IRDAI Highlights Health Insurance Protection Gap Despite Record Premium Growth in FY25
IRDAI highlighted significant gaps between health insurance premium growth and protection outcomes in FY25, despite record claims settlement performance of 87% and premium collection of ₹1.17 lakh crore. The regulator noted that while 58 crore lives are covered under 2.65 crore policies, individual coverage adoption remains limited, with rising healthcare costs and medical inflation continuing to challenge the sector's ability to provide adequate financial protection.

*this image is generated using AI for illustrative purposes only.
The Insurance Regulatory and Development Authority of India has flagged a significant gap between health insurance premium growth and protection outcomes in FY25, despite the sector achieving record performance in claims settlement and premium collection.
Premium Growth vs Protection Outcomes
General and health insurers collected ₹1.17 lakh crore in health insurance premiums during FY25, marking growth of over 9% compared to the previous year. However, IRDAI noted in its latest annual report that this increase did not fully translate into proportionate improvements in coverage quality and protection outcomes.
| Coverage Metrics | FY25 Performance |
|---|---|
| Premium Collection | ₹1.17 lakh crore |
| Premium Growth | Over 9% |
| Lives Covered | Around 58 crore |
| Total Policies | Approximately 2.65 crore |
The sector covered around 58 crore lives under approximately 2.65 crore policies, excluding personal accident and travel insurance. Despite this expansion, IRDAI highlighted that the health insurance protection gap remained significant, particularly in individual coverage.
Claims Settlement Performance Reaches Record High
Non-life and health insurers delivered record performance in health insurance claims settlement during FY25, processing unprecedented volumes while improving efficiency metrics. The industry settled approximately 87% of registered claims compared to 83% in FY24, processing 32.6 million health insurance claims.
| Settlement Metrics | FY25 | FY24 | Change |
|---|---|---|---|
| Settlement Ratio | 87% | 83% | +4 percentage points |
| Repudiated Claims | 8% | 11% | -3 percentage points |
| Pending Claims | 5% | 6% | -1 percentage point |
| Total Claims Processed | 32.6 million | - | - |
Total payouts increased substantially to ₹94,248 crore from ₹83,493 crore in the previous year.

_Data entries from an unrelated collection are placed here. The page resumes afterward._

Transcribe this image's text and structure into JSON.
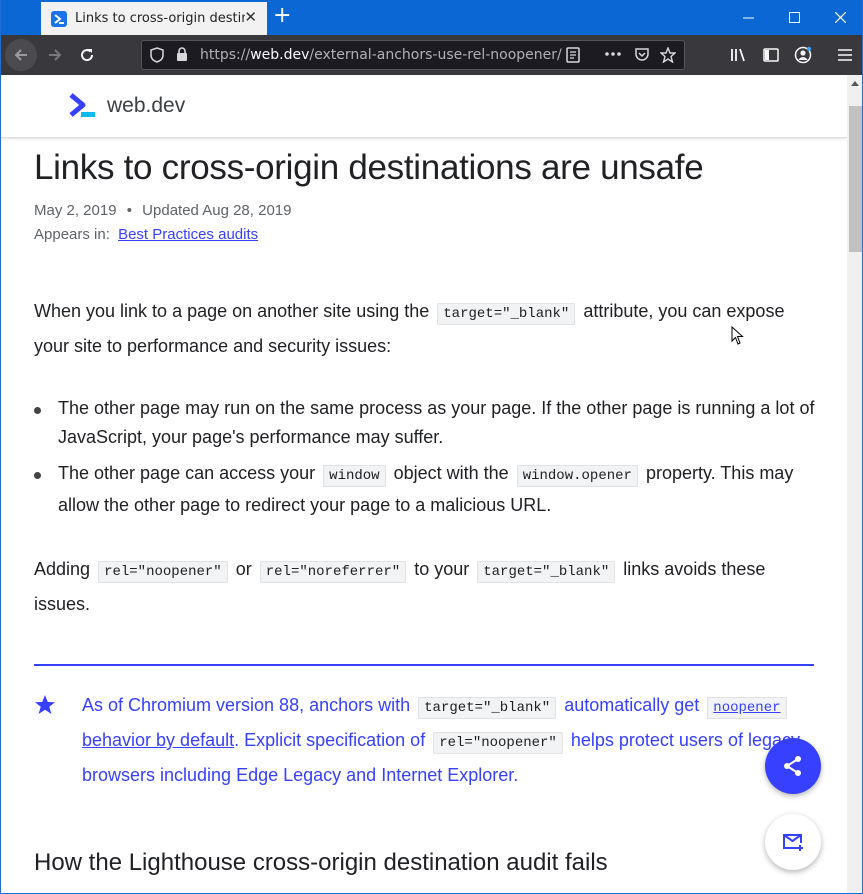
{
  "browser": {
    "tab_title": "Links to cross-origin destina",
    "tab_close": "✕",
    "new_tab": "+",
    "url_prefix": "https://",
    "url_domain": "web.dev",
    "url_path": "/external-anchors-use-rel-noopener/",
    "window_controls": {
      "minimize": "—",
      "maximize": "☐",
      "close": "✕"
    }
  },
  "site": {
    "logo_text": "web.dev"
  },
  "article": {
    "title": "Links to cross-origin destinations are unsafe",
    "date": "May 2, 2019",
    "separator": "•",
    "updated": "Updated Aug 28, 2019",
    "appears_label": "Appears in:",
    "appears_link": "Best Practices audits",
    "intro_1": "When you link to a page on another site using the",
    "intro_code": "target=\"_blank\"",
    "intro_2": "attribute, you can expose your site to performance and security issues:",
    "bullet1": "The other page may run on the same process as your page. If the other page is running a lot of JavaScript, your page's performance may suffer.",
    "bullet2_1": "The other page can access your",
    "bullet2_code1": "window",
    "bullet2_2": "object with the",
    "bullet2_code2": "window.opener",
    "bullet2_3": "property. This may allow the other page to redirect your page to a malicious URL.",
    "adding_1": "Adding",
    "adding_code1": "rel=\"noopener\"",
    "adding_2": "or",
    "adding_code2": "rel=\"noreferrer\"",
    "adding_3": "to your",
    "adding_code3": "target=\"_blank\"",
    "adding_4": "links avoids these issues.",
    "callout_1": "As of Chromium version 88, anchors with",
    "callout_code1": "target=\"_blank\"",
    "callout_2": "automatically get",
    "callout_link_code": "noopener",
    "callout_link_text": "behavior by default",
    "callout_3": ". Explicit specification of",
    "callout_code2": "rel=\"noopener\"",
    "callout_4": "helps protect users of legacy browsers including Edge Legacy and Internet Explorer.",
    "h2": "How the Lighthouse cross-origin destination audit fails"
  },
  "colors": {
    "accent": "#3740ff",
    "titlebar": "#0a67d3",
    "toolbar": "#38383d"
  }
}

However, the average amount paid per claim declined to ₹28,910.00 from ₹31,086.00, attributed to a larger proportion of lower-ticket claims as retail and group health insurance penetration expanded.

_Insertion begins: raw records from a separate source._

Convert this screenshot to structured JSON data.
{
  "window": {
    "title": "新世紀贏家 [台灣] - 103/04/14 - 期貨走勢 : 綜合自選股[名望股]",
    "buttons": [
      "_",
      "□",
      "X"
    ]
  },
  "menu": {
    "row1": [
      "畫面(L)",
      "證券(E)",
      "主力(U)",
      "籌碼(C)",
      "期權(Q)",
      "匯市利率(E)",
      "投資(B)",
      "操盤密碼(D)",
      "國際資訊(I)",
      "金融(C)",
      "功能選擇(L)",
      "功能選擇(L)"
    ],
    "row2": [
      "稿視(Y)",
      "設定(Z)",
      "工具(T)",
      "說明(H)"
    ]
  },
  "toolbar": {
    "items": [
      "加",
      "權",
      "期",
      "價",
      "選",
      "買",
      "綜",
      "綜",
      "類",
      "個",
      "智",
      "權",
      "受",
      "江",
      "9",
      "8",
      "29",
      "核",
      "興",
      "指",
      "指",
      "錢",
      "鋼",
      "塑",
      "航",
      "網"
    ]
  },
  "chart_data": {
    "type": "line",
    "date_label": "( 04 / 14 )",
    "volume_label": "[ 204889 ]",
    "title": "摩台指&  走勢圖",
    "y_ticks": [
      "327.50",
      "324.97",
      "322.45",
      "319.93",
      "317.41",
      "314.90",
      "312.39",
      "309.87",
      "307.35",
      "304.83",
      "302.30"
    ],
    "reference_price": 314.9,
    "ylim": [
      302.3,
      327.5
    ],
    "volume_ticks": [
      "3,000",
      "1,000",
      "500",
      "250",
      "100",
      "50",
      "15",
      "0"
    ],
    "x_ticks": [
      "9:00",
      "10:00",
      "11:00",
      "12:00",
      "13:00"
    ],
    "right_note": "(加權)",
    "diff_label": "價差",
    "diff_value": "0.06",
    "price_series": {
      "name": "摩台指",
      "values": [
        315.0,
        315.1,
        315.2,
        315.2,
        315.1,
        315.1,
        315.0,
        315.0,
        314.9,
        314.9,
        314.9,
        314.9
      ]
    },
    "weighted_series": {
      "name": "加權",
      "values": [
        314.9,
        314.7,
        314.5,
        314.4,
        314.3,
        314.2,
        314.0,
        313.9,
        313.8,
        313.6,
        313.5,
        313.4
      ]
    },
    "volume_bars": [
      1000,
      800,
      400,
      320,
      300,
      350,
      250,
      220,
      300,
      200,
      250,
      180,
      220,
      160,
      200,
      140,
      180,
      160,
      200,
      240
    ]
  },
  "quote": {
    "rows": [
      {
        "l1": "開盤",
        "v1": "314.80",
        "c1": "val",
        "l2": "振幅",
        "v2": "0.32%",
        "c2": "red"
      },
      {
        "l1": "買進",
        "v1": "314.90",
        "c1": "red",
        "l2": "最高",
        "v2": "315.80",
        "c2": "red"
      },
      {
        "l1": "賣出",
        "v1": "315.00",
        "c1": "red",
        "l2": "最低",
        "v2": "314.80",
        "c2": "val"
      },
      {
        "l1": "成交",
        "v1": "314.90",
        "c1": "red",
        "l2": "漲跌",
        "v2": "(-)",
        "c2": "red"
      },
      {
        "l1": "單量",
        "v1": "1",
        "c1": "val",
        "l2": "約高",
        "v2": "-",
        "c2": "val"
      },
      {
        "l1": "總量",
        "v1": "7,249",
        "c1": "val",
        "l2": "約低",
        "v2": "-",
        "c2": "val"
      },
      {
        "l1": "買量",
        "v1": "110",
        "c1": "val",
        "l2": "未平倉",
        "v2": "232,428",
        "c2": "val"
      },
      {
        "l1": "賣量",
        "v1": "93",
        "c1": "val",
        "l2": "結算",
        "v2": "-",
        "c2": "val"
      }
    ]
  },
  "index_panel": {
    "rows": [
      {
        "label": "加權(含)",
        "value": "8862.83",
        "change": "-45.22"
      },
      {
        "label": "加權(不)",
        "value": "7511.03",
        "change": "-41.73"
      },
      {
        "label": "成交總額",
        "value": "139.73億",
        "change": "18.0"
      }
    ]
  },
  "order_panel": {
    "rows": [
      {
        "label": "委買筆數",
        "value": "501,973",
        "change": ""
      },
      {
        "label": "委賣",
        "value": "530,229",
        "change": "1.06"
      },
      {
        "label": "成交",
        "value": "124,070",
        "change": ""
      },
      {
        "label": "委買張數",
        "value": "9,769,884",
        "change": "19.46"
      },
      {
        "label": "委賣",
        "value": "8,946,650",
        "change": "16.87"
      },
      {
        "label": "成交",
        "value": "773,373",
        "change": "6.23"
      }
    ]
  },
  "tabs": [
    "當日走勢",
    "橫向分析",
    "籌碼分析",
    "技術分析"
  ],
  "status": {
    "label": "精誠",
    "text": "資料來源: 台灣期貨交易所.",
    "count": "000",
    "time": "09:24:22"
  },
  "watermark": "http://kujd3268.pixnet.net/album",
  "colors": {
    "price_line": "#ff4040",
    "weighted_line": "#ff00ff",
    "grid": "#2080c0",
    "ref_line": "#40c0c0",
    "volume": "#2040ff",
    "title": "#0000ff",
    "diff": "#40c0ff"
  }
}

Structural Challenges and Coverage Gaps
IRDAI observed that while government-sponsored and group policies accounted for a large share of lives covered, individual policies represented a smaller proportion, indicating limited voluntary adoption of health insurance by households. The regulator pointed to rising healthcare costs as a structural challenge, with net incurred claims increasing during the year.
| Financial Impact | Details |
|---|---|
| Medical Inflation | Continued pressure on insurers |
| Fraud Risks | Ongoing challenge |
| Treatment Costs | Rising expenses |
| Claims Ratio | Marginal improvement |
Cashless settlement continued to dominate claims payments, with approximately 66.35% of the total claim amount paid through the cashless route, largely unchanged from 66.17% in FY24.
Regulatory Focus and Future Direction
IRDAI stressed that premium growth alone does not ensure adequate financial protection if coverage limits, exclusions, and claim settlement experiences do not keep pace with rising medical expenses. The regulator emphasized the need for insurers to improve product design, claims servicing, and transparency to strengthen consumer confidence.
The authority continues to monitor health insurance pricing, claims trends, and grievance data to address gaps between premium growth and policyholder outcomes, while balancing affordability and sustainability for insurers. During the year, IRDAI mandated insurers to work toward 100% cashless claim processing, implementing strict timelines requiring pre-authorisation within one hour and discharge approvals within three hours.